ARCGarden facilitates volunteer-ism and participation by people who experience poverty, isolation and unemployment, are elderly or young, would otherwise not have access to gardens, are from Culturally and Linguistically Diverse backgrounds, have disabilities, identify as Aboriginal and Torres Strait Islander, identify as Lesbian Gay Bisexual Transgender Intersexual and recent immigrants.
ARCGarden benefits the thirty-odd members, including community organisations (early learning centre and centre for adults with disabilities), locals and passers-by who may freely access the garden. It is a place to share ideas, to unwind in a haven, take home fresh vegetables for dinner and cuttings for home gardens, share seeds and use compost facilities for food waste. ARCGarden benefits the community as a whole by actively responding to climate change and reducing greenhouse gas emissions through local food production with near zero food miles and composting organic waste material reducing land fill.
ARCGarden is committed to developing sustainable group facilitation techniques with a formal Charter and Code of Conduct.

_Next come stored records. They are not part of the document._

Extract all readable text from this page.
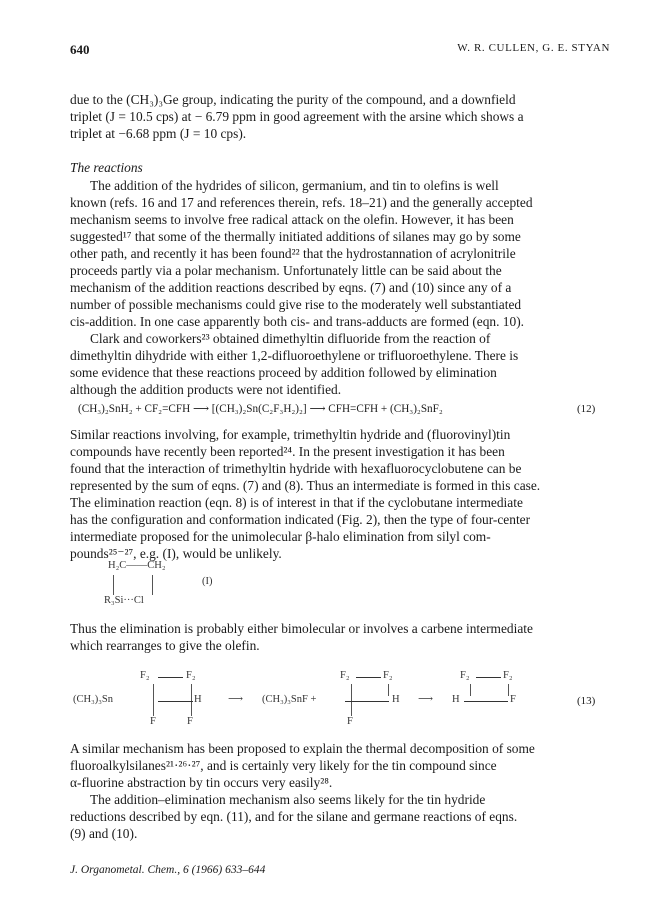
640	W. R. CULLEN, G. E. STYAN
due to the (CH₃)₃Ge group, indicating the purity of the compound, and a downfield
triplet (J = 10.5 cps) at − 6.79 ppm in good agreement with the arsine which shows a
triplet at −6.68 ppm (J = 10 cps).
The reactions
The addition of the hydrides of silicon, germanium, and tin to olefins is well
known (refs. 16 and 17 and references therein, refs. 18–21) and the generally accepted
mechanism seems to involve free radical attack on the olefin. However, it has been
suggested¹⁷ that some of the thermally initiated additions of silanes may go by some
other path, and recently it has been found²² that the hydrostannation of acrylonitrile
proceeds partly via a polar mechanism. Unfortunately little can be said about the
mechanism of the addition reactions described by eqns. (7) and (10) since any of a
number of possible mechanisms could give rise to the moderately well substantiated
cis-addition. In one case apparently both cis- and trans-adducts are formed (eqn. 10).
Clark and coworkers²³ obtained dimethyltin difluoride from the reaction of
dimethyltin dihydride with either 1,2-difluoroethylene or trifluoroethylene. There is
some evidence that these reactions proceed by addition followed by elimination
although the addition products were not identified.
(CH₃)₂SnH₂ + CF₂=CFH ⟶ [(CH₃)₂Sn(C₂F₃H₂)₂] ⟶ CFH=CFH + (CH₃)₂SnF₂	(12)
Similar reactions involving, for example, trimethyltin hydride and (fluorovinyl)tin
compounds have recently been reported²⁴. In the present investigation it has been
found that the interaction of trimethyltin hydride with hexafluorocyclobutene can be
represented by the sum of eqns. (7) and (8). Thus an intermediate is formed in this case.
The elimination reaction (eqn. 8) is of interest in that if the cyclobutane intermediate
has the configuration and conformation indicated (Fig. 2), then the type of four-center
intermediate proposed for the unimolecular β-halo elimination from silyl com-
pounds²⁵⁻²⁷, e.g. (I), would be unlikely.
H₂C——CH₂
(I)
R₃Si···Cl
Thus the elimination is probably either bimolecular or involves a carbene intermediate
which rearranges to give the olefin.
F₂	F₂
(CH₃)₃Sn	H
F	F
⟶ (CH₃)₃SnF +
F₂	F₂
H
F
⟶
F₂	F₂
H	F	(13)
A similar mechanism has been proposed to explain the thermal decomposition of some
fluoroalkylsilanes²¹·²⁶·²⁷, and is certainly very likely for the tin compound since
α-fluorine abstraction by tin occurs very easily²⁸.
The addition–elimination mechanism also seems likely for the tin hydride
reductions described by eqn. (11), and for the silane and germane reactions of eqns.
(9) and (10).
J. Organometal. Chem., 6 (1966) 633–644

New members are inducted into a robust community internally within the ARCGarden and more broadly in the Australian Farm and Community Garden Network, local community garden networks, Inner West Seed Savers, National Herbalist Society and other like-minded organizations.
ARCGarden has developed mutually beneficial relationships with the Addison Road Community Centre Organic Markets. At the close of markets on Sunday afternoon ARCGarden collects “spoiled” produce from the farmers’ market stalls. We then separate the truly spoiled produce from the merely unsellable. Members enjoy an often abundant free ‘harvest’ from the markets and true waste in turned into compost or food for the many worm farms. The soil in the ARCGarden is thick and rich from many years of adding good compost, constantly rejuvenating the soil. Landfill is reduced and members are educated about recycling food.
At ARCGarden we cook lunch from produce from the garden and from the ‘harvest’ from the markets on Sundays at our working bees providing food for people, many of whom experience financial and or social disadvantage. We also demonstrate cooking with fresh and unusual ingredients, for instance sweet potato greens, which grow in abundance.
ARCGarden has good relations with other organisations within the Addison Road Community Centre and with the Centre itself, artists who work in the many huts, children who attend the martial arts hut, the Greek community and the Latin community. ARCG sources from donations, FreeCycle, kerbside-throw-outs, Reverse Garbage and the Bower, which contributes to the minimisation of illegal dumping and encourages the adoption of zero waste principles. Members and visitors to the garden are educated on the potential for re-use of objects.